Mardi, 23 Mai, 2017

Les Sud-Coréens aux urnes pour oublier le scandale Park

Moon Jae In salue ses partisans après l'annonce de sa victoire à séoul le 9 mai 2017 Moon Jae In salue ses partisans après l'annonce de sa victoire à séoul le 9 mai 2017
Napoleon Lievremont | 12 Mai, 2017, 10:32

Les bureaux de vote ont ouvert mardi à 6 h, heure locale (17 h, lundi, heure de Montréal) et doivent fermer à 20 h (7 h, mardi, à Montréal).

Après une brève campagne dominée par la problématique de l'emploi et des inégalités, plus que par le dossier nord-coréen, les électeurs sont appelés à se rendre jusqu'à 20h00 (13h00 en Suisse) dans plus de 139'000 bureaux de vote. Une participation record est attendue pour ce scrutin car de nombreux électeurs comptent en profiter pour dire leur colère, non seulement vis-à-vis de la corruption d'une partie des élites, mais aussi de la vie chère et de l'augmentation du chômage. Un vétéran de la lutte pour les droits de l'Homme, favorable à une forme de réconciliation avec la Corée du Nord, est le grand favori du scrutin.

M. Moon a remporté 41,1% des suffrages, soit 13,4 millions de voix, loin devant le conservateur Hong Joon-Pyo, issu du parti de la présidente déchue (24,03%) et du centriste Ahn Cheol-Soo (21,4%).

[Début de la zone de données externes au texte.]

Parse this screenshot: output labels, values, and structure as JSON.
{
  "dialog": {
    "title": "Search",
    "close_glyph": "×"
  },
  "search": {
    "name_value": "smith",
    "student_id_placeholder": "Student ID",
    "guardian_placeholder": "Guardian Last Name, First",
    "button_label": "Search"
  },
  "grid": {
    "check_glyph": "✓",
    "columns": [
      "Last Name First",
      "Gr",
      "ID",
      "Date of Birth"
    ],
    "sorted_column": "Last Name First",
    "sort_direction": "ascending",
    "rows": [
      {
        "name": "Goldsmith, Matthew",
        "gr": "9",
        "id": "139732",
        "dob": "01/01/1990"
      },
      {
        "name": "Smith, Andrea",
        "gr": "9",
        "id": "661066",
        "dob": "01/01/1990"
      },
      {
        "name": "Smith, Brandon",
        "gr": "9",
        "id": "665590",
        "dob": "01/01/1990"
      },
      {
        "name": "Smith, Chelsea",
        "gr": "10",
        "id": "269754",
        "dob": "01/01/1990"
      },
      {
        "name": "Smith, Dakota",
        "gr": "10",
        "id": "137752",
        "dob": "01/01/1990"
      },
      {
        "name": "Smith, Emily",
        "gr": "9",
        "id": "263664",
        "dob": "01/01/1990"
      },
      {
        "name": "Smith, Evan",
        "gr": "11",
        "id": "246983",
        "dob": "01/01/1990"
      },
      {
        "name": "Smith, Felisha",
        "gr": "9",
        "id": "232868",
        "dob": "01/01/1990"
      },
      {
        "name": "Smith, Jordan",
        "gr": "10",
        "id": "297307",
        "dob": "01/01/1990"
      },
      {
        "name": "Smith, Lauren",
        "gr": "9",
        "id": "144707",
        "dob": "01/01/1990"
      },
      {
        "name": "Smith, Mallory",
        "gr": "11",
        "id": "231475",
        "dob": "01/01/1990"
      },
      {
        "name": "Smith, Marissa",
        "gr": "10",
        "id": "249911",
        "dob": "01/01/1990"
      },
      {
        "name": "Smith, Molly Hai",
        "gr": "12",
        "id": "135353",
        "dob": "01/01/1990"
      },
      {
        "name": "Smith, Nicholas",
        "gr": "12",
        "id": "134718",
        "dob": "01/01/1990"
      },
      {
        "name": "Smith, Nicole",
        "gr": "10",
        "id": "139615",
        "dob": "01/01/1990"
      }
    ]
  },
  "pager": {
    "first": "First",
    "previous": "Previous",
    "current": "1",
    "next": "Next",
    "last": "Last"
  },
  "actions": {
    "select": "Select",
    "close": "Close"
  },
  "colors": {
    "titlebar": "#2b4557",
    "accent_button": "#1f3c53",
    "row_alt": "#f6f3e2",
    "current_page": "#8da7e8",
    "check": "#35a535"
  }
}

M. Moon fustige l'inanité d'une politique menée depuis dix ans par les conservateurs Lee Myung-bak (2008-2013) et Park Geun-hye (2013-2017), incapable d'empêcher le développement nucléaire du Nord et à l'origine de la disparition progressive de tous les canaux de communication avec Pyongyang.

Les tensions ont rarement été aussi élevées sur la péninsule, le nouveau président américain Donald Trump menaçant de régler la question par la force militaire.

Mais pour la plupart des Sud-Coréens, habitués à vivre avec la menace nord-coréenne, la question des programmes balistique et nucléaire de Pyongyang n'a pas été déterminante dans leur vote, contrairement à la corruption, au ralentissement de la croissance et au chômage. Sa destitution par l'Assemblée nationale a été confirmée par la Cour constitutionnelle et elle attend désormais derrière les barreaux d'être jugée pour corruption et abus de pouvoir. Dans le cadre des discussions à six, la déclaration du 19 septembre 2005 mentionnait le démantèlement du nucléaire nord-coréen et la normalisation des relations entre Pyongyang et Washington. Cependant le chef de la Maison Blanche a changé de ton la semaine dernière, déclarant qu'il serait "honoré" de rencontrer le dirigeant nord-coréen Kim Jong-Un.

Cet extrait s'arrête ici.